Researchers From New Zealand, Propose The Idea Of A Quantum Blockchain
Proposed by researchers at the Victoria University of Wellington in New Zealand, blockchain-based data storage could ensure that hackers will not be able to crack cryptocurrencies once the quantum era starts. This would secure cryptocurrency futures for decades using a blockchain technology that is like a time machine.
A blockchain stores every transaction in a system on what amounts to an immutable record of events. The work necessary for maintaining and confirming this immutable record is what is commonly known as mining. But this technology — which the paper’s co-author Del Rajan claims will make up “10 percent of global GDP… by 2027” — will become insecure in an era of quantum computers. Therefore the solution to store a blockchain in a quantum era requires a quantum blockchain using a series of entangled photons.
Our novel methodology encodes a blockchain into these temporally entangled states, which can then be integrated into a quantum network for further useful operations.
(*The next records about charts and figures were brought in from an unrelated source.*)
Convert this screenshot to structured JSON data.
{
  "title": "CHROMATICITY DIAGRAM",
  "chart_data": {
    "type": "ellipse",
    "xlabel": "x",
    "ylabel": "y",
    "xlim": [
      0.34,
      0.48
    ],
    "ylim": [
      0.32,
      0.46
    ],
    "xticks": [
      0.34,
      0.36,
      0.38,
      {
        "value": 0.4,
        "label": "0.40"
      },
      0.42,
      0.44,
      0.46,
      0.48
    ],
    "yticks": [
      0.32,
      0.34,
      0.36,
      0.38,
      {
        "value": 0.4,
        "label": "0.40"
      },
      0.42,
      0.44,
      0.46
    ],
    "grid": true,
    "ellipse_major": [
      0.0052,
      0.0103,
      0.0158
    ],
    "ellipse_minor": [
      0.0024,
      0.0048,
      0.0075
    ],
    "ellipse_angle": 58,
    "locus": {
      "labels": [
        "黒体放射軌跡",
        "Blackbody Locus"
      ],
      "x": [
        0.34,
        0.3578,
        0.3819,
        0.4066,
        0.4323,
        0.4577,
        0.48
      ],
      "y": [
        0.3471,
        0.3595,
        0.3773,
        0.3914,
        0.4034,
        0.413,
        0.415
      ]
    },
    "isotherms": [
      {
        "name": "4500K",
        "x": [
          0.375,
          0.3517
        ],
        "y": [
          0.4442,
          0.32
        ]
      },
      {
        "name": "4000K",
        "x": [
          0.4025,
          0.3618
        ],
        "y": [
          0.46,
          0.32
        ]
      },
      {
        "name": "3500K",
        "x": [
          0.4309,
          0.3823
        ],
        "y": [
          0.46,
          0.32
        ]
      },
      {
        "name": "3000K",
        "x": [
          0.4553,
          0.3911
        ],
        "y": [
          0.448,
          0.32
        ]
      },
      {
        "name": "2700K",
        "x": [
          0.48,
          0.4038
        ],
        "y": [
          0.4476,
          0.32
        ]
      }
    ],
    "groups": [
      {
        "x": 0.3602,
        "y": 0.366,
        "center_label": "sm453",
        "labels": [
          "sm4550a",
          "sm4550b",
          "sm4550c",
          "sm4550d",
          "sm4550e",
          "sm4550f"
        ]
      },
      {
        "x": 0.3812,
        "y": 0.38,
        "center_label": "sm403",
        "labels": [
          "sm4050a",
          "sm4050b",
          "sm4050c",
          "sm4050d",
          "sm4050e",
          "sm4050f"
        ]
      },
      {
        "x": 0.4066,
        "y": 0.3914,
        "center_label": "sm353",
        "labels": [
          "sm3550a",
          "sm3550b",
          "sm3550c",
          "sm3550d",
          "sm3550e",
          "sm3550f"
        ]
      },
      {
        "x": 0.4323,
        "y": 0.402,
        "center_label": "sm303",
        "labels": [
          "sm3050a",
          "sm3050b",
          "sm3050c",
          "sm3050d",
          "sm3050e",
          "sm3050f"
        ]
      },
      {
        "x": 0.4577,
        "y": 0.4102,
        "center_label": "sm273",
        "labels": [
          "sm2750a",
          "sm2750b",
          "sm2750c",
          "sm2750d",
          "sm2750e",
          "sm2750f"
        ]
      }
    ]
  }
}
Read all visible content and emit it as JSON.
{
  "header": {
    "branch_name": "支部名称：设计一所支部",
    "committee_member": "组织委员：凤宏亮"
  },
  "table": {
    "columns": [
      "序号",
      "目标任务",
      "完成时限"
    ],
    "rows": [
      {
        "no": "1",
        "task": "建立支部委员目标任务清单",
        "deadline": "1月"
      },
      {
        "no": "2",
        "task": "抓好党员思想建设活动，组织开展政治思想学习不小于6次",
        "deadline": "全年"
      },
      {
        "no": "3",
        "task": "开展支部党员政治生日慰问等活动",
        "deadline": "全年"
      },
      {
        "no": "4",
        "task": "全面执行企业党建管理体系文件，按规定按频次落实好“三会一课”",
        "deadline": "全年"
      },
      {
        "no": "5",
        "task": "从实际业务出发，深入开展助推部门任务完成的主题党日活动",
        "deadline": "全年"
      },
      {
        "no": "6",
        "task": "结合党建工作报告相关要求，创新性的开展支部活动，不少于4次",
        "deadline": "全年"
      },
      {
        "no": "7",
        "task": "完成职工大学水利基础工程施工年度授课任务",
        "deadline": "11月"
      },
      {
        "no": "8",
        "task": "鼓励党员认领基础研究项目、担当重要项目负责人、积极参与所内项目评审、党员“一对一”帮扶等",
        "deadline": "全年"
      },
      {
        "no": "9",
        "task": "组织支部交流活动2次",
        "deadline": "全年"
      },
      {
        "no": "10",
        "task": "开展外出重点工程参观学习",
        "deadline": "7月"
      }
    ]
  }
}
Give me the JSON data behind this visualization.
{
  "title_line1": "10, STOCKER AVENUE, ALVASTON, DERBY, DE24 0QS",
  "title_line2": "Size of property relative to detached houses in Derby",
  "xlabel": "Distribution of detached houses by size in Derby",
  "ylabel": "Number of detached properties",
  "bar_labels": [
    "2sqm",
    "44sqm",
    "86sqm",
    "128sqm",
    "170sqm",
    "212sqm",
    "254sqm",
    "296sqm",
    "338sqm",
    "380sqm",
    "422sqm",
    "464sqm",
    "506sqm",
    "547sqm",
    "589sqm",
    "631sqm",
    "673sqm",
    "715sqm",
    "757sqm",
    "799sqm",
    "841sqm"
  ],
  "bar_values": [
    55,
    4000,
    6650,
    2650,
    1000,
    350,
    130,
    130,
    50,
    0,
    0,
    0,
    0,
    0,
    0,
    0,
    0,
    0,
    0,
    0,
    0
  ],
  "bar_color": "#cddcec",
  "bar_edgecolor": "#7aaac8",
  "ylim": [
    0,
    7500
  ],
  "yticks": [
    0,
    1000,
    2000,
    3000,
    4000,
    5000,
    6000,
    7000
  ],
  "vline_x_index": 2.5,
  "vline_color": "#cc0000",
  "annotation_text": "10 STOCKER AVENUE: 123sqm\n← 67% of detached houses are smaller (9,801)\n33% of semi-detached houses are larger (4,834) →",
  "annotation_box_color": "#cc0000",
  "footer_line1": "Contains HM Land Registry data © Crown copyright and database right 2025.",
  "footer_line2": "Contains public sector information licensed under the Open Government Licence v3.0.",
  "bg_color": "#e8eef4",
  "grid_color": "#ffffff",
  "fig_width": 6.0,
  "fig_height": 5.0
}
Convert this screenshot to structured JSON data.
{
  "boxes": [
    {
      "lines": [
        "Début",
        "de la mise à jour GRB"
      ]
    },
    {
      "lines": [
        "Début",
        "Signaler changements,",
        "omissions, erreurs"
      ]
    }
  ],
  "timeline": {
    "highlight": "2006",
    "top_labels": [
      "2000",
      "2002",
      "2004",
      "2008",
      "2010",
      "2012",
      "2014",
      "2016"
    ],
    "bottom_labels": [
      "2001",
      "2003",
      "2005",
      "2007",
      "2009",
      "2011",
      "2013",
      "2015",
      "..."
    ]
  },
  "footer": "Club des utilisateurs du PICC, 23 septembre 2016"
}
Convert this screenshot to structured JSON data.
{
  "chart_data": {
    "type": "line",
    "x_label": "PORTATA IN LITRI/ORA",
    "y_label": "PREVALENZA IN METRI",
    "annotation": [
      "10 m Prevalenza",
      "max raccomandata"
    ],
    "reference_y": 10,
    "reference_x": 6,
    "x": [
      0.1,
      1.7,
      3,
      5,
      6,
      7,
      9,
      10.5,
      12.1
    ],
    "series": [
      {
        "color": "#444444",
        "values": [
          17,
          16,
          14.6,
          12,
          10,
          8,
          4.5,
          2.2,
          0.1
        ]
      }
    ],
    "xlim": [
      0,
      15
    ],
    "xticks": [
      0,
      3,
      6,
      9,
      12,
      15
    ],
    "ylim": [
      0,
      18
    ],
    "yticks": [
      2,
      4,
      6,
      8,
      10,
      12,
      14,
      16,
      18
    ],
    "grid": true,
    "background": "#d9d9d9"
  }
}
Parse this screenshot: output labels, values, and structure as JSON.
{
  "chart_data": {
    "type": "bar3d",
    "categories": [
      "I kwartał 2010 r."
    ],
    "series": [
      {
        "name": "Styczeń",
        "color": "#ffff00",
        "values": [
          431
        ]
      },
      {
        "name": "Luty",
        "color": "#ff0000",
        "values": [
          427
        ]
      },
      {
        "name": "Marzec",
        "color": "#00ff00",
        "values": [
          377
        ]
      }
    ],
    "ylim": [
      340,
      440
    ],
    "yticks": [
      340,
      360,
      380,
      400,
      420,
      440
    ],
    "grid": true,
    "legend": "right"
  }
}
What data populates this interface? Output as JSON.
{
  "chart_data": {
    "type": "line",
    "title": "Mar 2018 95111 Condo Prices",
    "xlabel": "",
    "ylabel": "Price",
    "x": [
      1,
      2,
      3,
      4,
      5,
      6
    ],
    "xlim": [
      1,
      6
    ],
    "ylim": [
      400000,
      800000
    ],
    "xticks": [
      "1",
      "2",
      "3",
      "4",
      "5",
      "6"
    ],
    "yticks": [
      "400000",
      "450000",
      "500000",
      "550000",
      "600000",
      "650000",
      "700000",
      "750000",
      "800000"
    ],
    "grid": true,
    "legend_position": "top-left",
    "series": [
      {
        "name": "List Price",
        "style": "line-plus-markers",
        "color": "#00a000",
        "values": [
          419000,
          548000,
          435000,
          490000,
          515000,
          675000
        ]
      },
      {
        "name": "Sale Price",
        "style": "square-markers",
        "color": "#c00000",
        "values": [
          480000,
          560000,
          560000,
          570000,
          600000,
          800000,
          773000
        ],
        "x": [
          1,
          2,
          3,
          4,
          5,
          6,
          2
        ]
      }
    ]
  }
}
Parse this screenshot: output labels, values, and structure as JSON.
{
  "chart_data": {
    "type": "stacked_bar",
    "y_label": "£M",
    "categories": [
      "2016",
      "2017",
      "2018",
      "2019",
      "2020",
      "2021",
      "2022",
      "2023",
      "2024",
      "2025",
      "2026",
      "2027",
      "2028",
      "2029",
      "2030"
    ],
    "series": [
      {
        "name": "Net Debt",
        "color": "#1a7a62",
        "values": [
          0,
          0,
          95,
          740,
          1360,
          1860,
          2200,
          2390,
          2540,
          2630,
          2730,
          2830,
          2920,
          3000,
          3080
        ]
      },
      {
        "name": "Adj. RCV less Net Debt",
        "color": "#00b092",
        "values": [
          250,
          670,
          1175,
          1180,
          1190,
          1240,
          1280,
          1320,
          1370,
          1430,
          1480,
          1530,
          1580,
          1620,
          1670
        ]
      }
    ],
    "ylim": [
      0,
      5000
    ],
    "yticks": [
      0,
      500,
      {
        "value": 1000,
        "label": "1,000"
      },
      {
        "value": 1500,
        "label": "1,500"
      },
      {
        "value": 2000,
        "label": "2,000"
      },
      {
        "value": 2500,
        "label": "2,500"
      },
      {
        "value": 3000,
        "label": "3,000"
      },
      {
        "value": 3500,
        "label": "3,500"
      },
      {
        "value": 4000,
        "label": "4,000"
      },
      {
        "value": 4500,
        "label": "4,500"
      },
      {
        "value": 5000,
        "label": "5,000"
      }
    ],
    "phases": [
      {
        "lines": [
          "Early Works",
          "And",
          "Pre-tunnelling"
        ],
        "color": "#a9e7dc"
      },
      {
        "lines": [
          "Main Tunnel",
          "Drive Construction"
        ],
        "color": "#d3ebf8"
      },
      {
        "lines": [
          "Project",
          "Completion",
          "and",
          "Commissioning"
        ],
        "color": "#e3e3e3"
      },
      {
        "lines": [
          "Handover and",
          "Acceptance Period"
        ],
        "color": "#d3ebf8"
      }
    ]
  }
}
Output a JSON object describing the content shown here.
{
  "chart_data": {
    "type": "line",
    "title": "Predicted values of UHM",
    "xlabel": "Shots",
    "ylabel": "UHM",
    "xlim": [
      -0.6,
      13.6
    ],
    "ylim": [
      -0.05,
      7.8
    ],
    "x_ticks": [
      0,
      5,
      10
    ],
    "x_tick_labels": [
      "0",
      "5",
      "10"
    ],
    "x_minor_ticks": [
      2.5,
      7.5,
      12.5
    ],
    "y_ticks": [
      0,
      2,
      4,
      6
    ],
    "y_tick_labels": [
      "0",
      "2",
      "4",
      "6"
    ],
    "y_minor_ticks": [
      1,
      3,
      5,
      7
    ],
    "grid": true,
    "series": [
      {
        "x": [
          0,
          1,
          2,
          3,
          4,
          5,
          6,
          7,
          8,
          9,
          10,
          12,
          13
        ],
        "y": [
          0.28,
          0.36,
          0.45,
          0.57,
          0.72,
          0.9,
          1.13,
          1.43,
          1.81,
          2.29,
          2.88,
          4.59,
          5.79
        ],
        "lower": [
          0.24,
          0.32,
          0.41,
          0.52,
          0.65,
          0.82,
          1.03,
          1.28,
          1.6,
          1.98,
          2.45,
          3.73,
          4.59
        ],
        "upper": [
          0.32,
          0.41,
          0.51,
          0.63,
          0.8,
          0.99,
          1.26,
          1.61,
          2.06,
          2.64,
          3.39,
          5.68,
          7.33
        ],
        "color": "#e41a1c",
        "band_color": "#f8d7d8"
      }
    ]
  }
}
We will also show that entanglement in time, as opposed to entanglement in space, plays the pivotal role for the quantum benefit over a classical blockchain.
– Report Authors
In short, the quantum blockchain is immutable because the photons that it contains do not exist at the current time but are still extant and readable. This means the entire blockchain is visible but cannot be “touched” and the only entry you would be able to try to tamper with is the most recent one.